Il plaide pour une Europe plus démocratique et condamne le « condominium franco-allemand à la tête de l’Europe », « erreur que nous paierons très cher ! » Plutôt que d'installer des dirigeants « sans notoriété » à la tête des institutions européennes, il vaudrait mieux donner à l'Europe un vrai président, élu au suffrage universel, « qui donnera à l'Europe un visage et une vision de l'avenir, et auprès de qui les citoyens puissent se faire entendre. »
« L'Europe ne s'en sortira qu'avec les peuples » : moins de techocratie, plus d'élections.
Parti Socialiste
François Hollande veut réorienter la construction européenne en trois propositions :
- « Je proposerai à nos partenaires un pacte de responsabilité, de gouvernance et de croissance pour sortir de la crise et de la spirale d’austérité qui l’aggrave. Je renégocierai le traité européen issu de l’accord du 9 décembre 2011 en privilégiant la croissance et l’emploi, et en réorientant le rôle de la Banque centrale européenne dans cette direction. Je proposerai de créer des euro-obligations. Je défendrai une association pleine et entière des parlements nationaux et européen à ces décisions.
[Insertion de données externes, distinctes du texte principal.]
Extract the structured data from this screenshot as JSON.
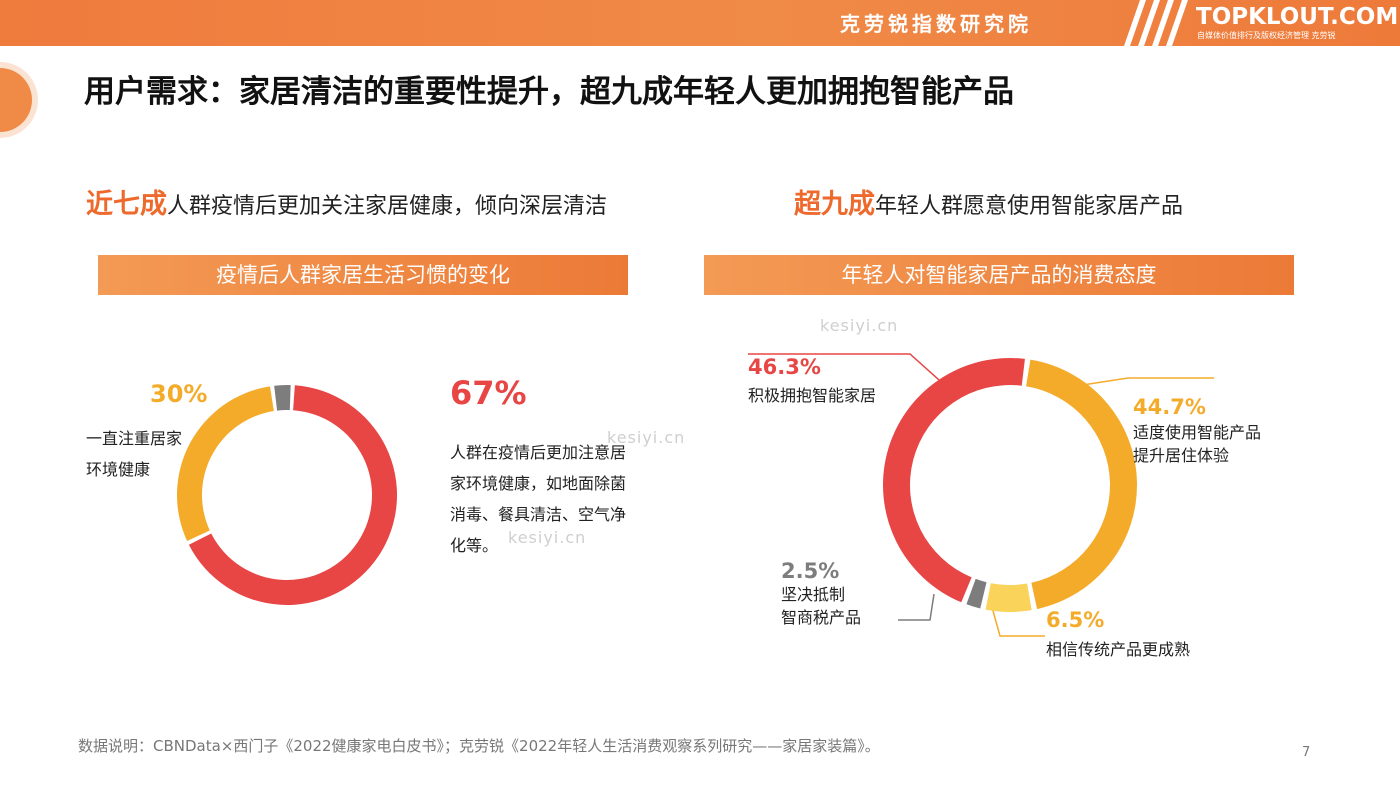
{
  "header": {
    "brand_cn": "克劳锐指数研究院",
    "logo_en": "TOPKLOUT.COM",
    "logo_sub": "自媒体价值排行及版权经济管理 克劳锐"
  },
  "page_title": "用户需求：家居清洁的重要性提升，超九成年轻人更加拥抱智能产品",
  "left": {
    "headline_highlight": "近七成",
    "headline_rest": "人群疫情后更加关注家居健康，倾向深层清洁",
    "banner": "疫情后人群家居生活习惯的变化",
    "seg_a_pct": "67%",
    "seg_a_text": [
      "人群在疫情后更加注意居",
      "家环境健康，如地面除菌",
      "消毒、餐具清洁、空气净",
      "化等。"
    ],
    "seg_b_pct": "30%",
    "seg_b_text": [
      "一直注重居家",
      "环境健康"
    ]
  },
  "right": {
    "headline_highlight": "超九成",
    "headline_rest": "年轻人群愿意使用智能家居产品",
    "banner": "年轻人对智能家居产品的消费态度",
    "s1_pct": "46.3%",
    "s1_text": "积极拥抱智能家居",
    "s2_pct": "44.7%",
    "s2_text": [
      "适度使用智能产品",
      "提升居住体验"
    ],
    "s3_pct": "6.5%",
    "s3_text": "相信传统产品更成熟",
    "s4_pct": "2.5%",
    "s4_text": [
      "坚决抵制",
      "智商税产品"
    ]
  },
  "watermarks": [
    "kesiyi.cn",
    "kesiyi.cn",
    "kesiyi.cn"
  ],
  "footer": "数据说明：CBNData×西门子《2022健康家电白皮书》；克劳锐《2022年轻人生活消费观察系列研究——家居家装篇》。",
  "page_number": "7",
  "colors": {
    "orange": "#ee7a3a",
    "red": "#e84545",
    "yellow": "#f4ab2a",
    "light_yellow": "#fad35a",
    "gray": "#7d7d7d"
  },
  "chart_data": [
    {
      "type": "pie",
      "title": "疫情后人群家居生活习惯的变化",
      "donut": true,
      "slices": [
        {
          "label": "人群在疫情后更加注意居家环境健康，如地面除菌消毒、餐具清洁、空气净化等。",
          "value": 67,
          "color": "#e84545"
        },
        {
          "label": "一直注重居家环境健康",
          "value": 30,
          "color": "#f4ab2a"
        },
        {
          "label": "",
          "value": 3,
          "color": "#7d7d7d"
        }
      ]
    },
    {
      "type": "pie",
      "title": "年轻人对智能家居产品的消费态度",
      "donut": true,
      "slices": [
        {
          "label": "积极拥抱智能家居",
          "value": 46.3,
          "color": "#e84545"
        },
        {
          "label": "适度使用智能产品提升居住体验",
          "value": 44.7,
          "color": "#f4ab2a"
        },
        {
          "label": "相信传统产品更成熟",
          "value": 6.5,
          "color": "#fad35a"
        },
        {
          "label": "坚决抵制智商税产品",
          "value": 2.5,
          "color": "#7d7d7d"
        }
      ]
    }
  ]
}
Cinquante ans après le traité de l’Élysée, je proposerai à notre partenaire l’élaboration d’un nouveau traité franco-allemand. »
- « Je défendrai un budget européen (2014-2020) au service des grands projets d’avenir.[...]»
- « Je proposerai également une nouvelle politique commerciale pour faire obstacle à toute forme de concurrence déloyale et pour fixer des règles strictes de réciprocité en matière sociale et environnementale.[...]»
Europe Ecologie Les Verts
Les écologistes, c'est bien connu, sont de «doux» rêveurs. Et pour eux, «relancer le rêve européen» c'est arrêter les demi-mesures et se diriger ouvertement vers le fédéralisme.
Ils ont fait trois rêves :
- une Europe engagée sur la voie de la transformation écologique et sociale ;
- une Europe fédérale, démocratique et citoyenne ;
- une europe solidaire.
Eva Joly a su redescendre les pieds sur terre pour proposer un programme conséquent par ses propositions et pas si oniriques par ses implications.
Le Parti de Gauche
En bref, le programme de Jean-Luc Mélenchon se réduit à un leitmotiv : la sortie du traité de Lisbonne. C'est l'urgence, ainsi que la remise en cause du « Pacte pour l’Euro+ » et la création d’un Fonds de développement social, écologique et solidaire européen.
Cela fait, il sera temps de se battre pour présenter un nouveau traité européen et refondre les statuts et missions de la BCE.